SCORCH: Improving structure-based virtual screening with machine learning classifiers, data augmentation, and uncertainty estimation

Affiliations

SCORCH: Improving structure-based virtual screening with machine learning classifiers, data augmentation, and uncertainty estimation

Miles McGibbon et al. J Adv Res. 2023 Apr.

Abstract

Introduction: The discovery of a new drug is a costly and lengthy endeavour. The computational prediction of which small molecules can bind to a protein target can accelerate this process if the predictions are fast and accurate enough. Recent machine-learning scoring functions re-evaluate the output of molecular docking to achieve more accurate predictions. However, previous scoring functions were trained on crystalised protein-ligand complexes and datasets of decoys. The limited availability of crystal structures and biases in the decoy datasets can lower the performance of scoring functions.

Objectives: To address key limitations of previous scoring functions and thus improve the predictive performance of structure-based virtual screening.

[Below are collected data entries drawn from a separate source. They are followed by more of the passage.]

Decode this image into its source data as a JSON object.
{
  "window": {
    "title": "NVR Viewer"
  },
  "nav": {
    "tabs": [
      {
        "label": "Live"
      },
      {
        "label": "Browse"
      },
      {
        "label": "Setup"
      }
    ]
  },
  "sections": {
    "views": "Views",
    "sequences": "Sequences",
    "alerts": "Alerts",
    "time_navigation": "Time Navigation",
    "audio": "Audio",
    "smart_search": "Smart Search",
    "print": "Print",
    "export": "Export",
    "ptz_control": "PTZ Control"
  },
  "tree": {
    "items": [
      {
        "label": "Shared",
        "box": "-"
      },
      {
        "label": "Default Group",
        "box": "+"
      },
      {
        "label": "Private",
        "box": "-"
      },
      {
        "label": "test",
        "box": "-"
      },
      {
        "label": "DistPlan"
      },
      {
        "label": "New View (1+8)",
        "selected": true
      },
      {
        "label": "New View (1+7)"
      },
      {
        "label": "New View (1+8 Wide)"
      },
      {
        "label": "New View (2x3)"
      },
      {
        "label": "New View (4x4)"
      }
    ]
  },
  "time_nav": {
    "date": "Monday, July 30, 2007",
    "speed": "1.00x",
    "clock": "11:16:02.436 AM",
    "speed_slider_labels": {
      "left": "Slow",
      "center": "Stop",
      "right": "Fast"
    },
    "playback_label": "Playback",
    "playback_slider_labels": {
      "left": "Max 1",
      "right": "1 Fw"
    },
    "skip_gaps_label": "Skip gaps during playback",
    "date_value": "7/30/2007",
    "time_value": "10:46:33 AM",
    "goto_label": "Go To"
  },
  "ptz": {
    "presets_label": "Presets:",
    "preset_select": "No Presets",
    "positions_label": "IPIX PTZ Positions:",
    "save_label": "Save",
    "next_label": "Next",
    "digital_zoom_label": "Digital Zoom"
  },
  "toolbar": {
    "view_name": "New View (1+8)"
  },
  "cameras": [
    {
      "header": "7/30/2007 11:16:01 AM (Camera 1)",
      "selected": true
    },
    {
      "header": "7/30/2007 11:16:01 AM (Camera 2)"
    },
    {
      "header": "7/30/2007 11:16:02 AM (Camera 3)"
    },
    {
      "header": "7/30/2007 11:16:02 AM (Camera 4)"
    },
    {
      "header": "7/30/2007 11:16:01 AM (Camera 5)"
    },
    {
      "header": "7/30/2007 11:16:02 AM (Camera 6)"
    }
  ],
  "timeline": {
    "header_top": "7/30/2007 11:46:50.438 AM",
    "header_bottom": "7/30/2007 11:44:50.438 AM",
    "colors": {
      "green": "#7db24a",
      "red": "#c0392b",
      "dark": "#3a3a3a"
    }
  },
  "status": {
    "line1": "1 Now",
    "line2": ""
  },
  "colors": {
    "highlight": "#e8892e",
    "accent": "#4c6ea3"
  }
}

Methods: A novel machine-learning scoring function was created, named SCORCH (Scoring COnsensus for RMSD-based Classification of Hits). To develop SCORCH, training data is augmented by considering multiple ligand poses and labelling poses based on their RMSD from the native pose. Decoy bias is addressed by generating property-matched decoys for each ligand and using the same methodology for preparing and docking decoys and ligands. A consensus of 3 different machine learning approaches is also used to improve performance.

Results: We find that multi-pose augmentation in SCORCH improves its docking power and screening power on independent benchmark datasets. SCORCH outperforms an equivalent scoring function trained on single poses, with a 1 % enrichment factor (EF) of 13.78 vs. 10.86 on 18 DEKOIS 2.0 targets and a mean native pose rank of 5.9 vs 30.4 on CSAR 2014. Additionally, SCORCH outperforms widely used scoring functions in virtual screening and pose prediction on independent benchmark datasets.

Conclusion: By rationally addressing key limitations of previous scoring functions, SCORCH improves the performance of virtual screening. SCORCH also provides an estimate of its uncertainty, which can help reduce the cost and time required for drug discovery.

Keywords: Docking; Drug discovery; Machine learning; Neural networks; Scoring; Virtual screening.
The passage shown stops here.